Is it just a coincidence that there's an upside down pentagram in that logo up there?" Submitter Name: Noneof Yourbusiness
Oops; somehow I posted an incorrect docket number. That one is to a specific comment.
The correct Docket ID is: NRC-2015-0057. There has also been an extension on the comment period until Nov 19.
www.regulations.gov/#!docketDetail;D=NRC-2015-0057
May be the following is useful http://wp.me/p1RKWc-6e
Thorkil
That is a very good blog post, with good references.
Let me see if I can make the link work.
Thorkil's blog
If not, people can cut and paste the link.
Meredith
I have also written the following:
http://wp.me/p1RKWc-ec Radon and more - the “more” is about the ridiculous claims related to radiation at Fukushima.
http://wp.me/p1RKWc-mu Greenpeace and nuclear.
If you can forgive me for my poor language, it may be interesting.
When I first read the species name, I was delighted to know it was "the Black Bellied Fruit Fly". The Scots biologist J.B.S.Haldane, in a letter to his future Indian colleagues, described himself as by birth and training a man of violence, but in the name of non-violence noted that "the Hooded Cobra is a beautiful animal, and I should hate to have to kill one."
He also noted that when they experiment even upon flies in his laboratory, instead of releasing them to starve, they kill them with the utmost suddenness, to minimise any possible pain.
It is certainly true that there is a level at which all living things that use potassium have RNA or DNA repair mechanisms to nullify the level of mutation from radiation damage at the rate of mere kBq from potassium 40.
Asking the NRC to revisit LNT will be tough to impossible.

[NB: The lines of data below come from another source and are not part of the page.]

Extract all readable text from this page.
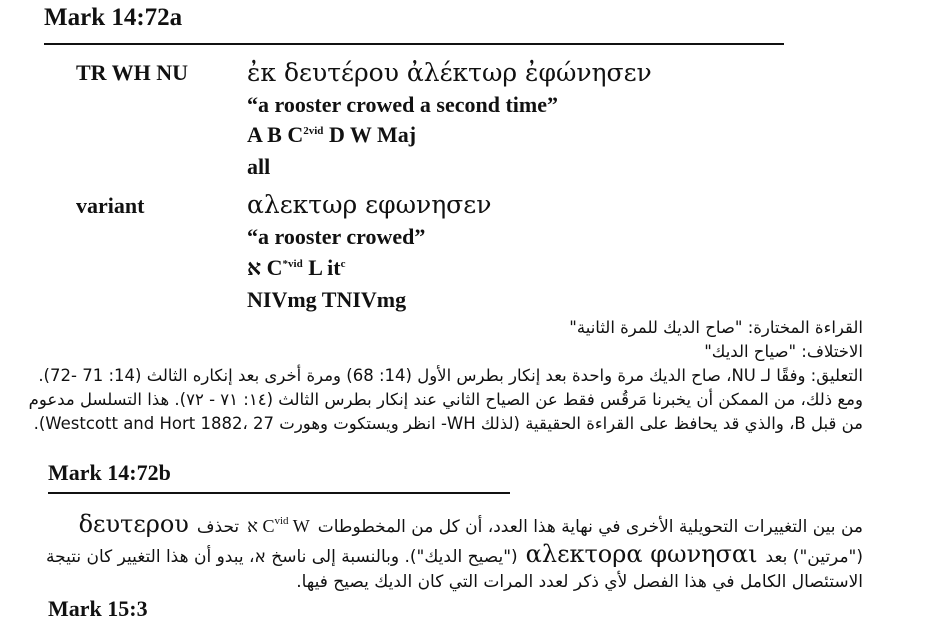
Mark 14:72a
TR WH NU ἐκ δευτέρου ἀλέκτωρ ἐφώνησεν
“a rooster crowed a second time”
A B $C^{2vid}$ D W Maj
all
variant	αλεκτωρ εφωνησεν
“a rooster crowed”
א $C^{*vid}$ L $it^c$
NIVmg TNIVmg
القراءة المختارة: "صاح الديك للمرة الثانية"
الاختلاف: "صياح الديك"
التعليق: وفقًا لـ NU، صاح الديك مرة واحدة بعد إنكار بطرس الأول (14: 68) ومرة أخرى بعد إنكاره الثالث (14: 71 -72).
ومع ذلك، من الممكن أن يخبرنا مَرقُس فقط عن الصياح الثاني عند إنكار بطرس الثالث (١٤: ٧١ - ٧٢). هذا التسلسل مدعوم
من قبل B، والذي قد يحافظ على القراءة الحقيقية (لذلك WH- انظر ويستكوت وهورت Westcott and Hort 1882، 27).
Mark 14:72b
من بين التغييرات التحويلية الأخرى في نهاية هذا العدد، أن كل من المخطوطات
א $C^{vid}$ W
تحذف
δευτερου
("مرتين") بعد
αλεκτορα φωνησαι
("يصيح الديك"). وبالنسبة إلى ناسخ א، يبدو أن هذا التغيير كان نتيجة
الاستئصال الكامل في هذا الفصل لأي ذكر لعدد المرات التي كان الديك يصيح فيها.
Mark 15:3
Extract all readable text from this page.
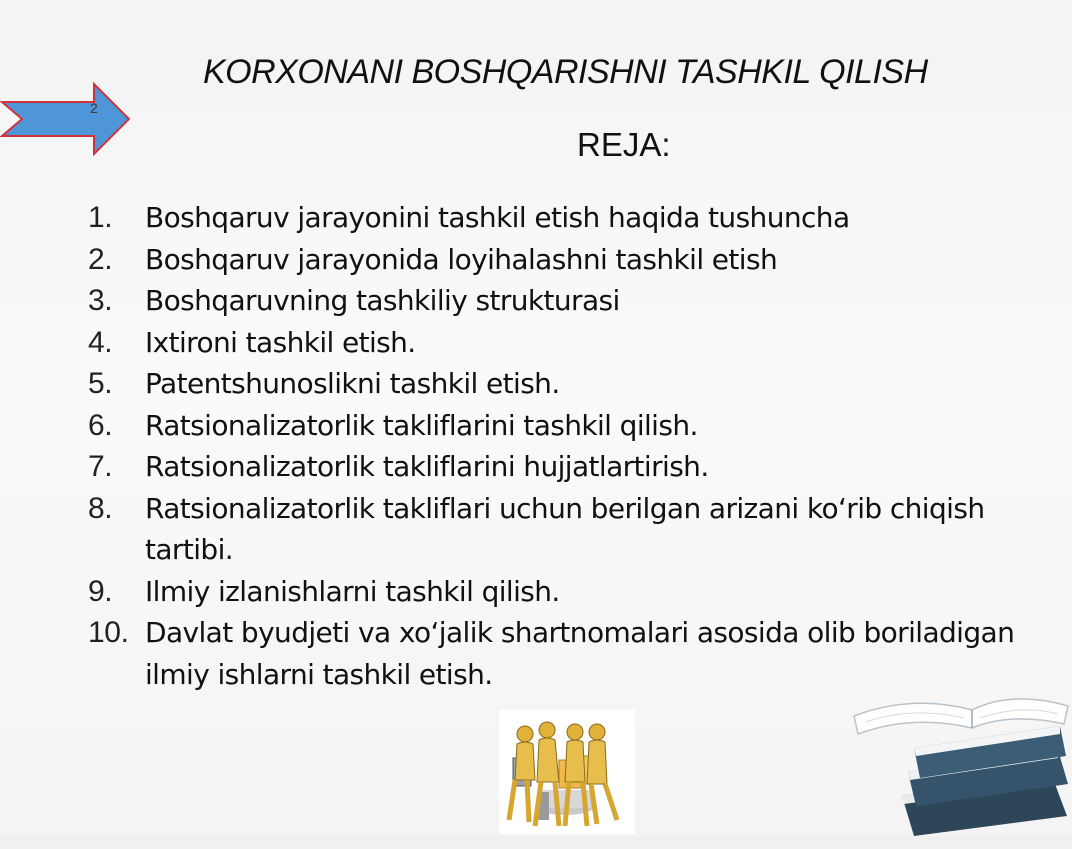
2
KORXONANI BOSHQARISHNI TASHKIL QILISH
REJA:
1.	Boshqaruv jarayonini tashkil etish haqida tushuncha
2.	Boshqaruv jarayonida loyihalashni tashkil etish
3.	Boshqaruvning tashkiliy strukturasi
4.	Ixtironi tashkil etish.
5.	Patentshunoslikni tashkil etish.
6.	Ratsionalizatorlik takliflarini tashkil qilish.
7.	Ratsionalizatorlik takliflarini hujjatlartirish.
8.	Ratsionalizatorlik takliflari uchun berilgan arizani ko‘rib chiqish tartibi.
9.	Ilmiy izlanishlarni tashkil qilish.
10. Davlat byudjeti va xo‘jalik shartnomalari asosida olib boriladigan ilmiy ishlarni tashkil etish.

But not too long ago I wrote the ERA regarding an issue with their RadTown page. They stated that humans are immune to the effects of K-40 since we evolved in its presence and have ourselves evolved speacial ways to fend off the radiation. When I wrote to tell them that this was wrong - that the levels are simply so low as to have no net effect - they wrote me back a very nice thank ou letter and promptly changed the site. So now I write EPA Consultnat on my resume!
Good luck.
The assumption that nuclear radiation's effects have no threshold of harm is manifestly false. EVERY organism that depends upon potassium is necessarily descended from ancestors capable of surviving the constant nuclear irradiation from its isotope 40.
Every energy resource that was known to the 18th century, and especially wind, was utterly overwhelmed by the fossil carbon industries. Nuclear energy, which resides in thorium and in uranium 238 as well as uranium 235, is newer than that. It is our only hope for reversing or at least halting the climatic changes which continuing use of fossil carbon will cause.
The NRC, before it declines to license or re-license any reactor, should ascertain the carcinogenic and neurotoxic effects of the probable alternatives, which are liable to include gas turbines and "fracking" at the very least.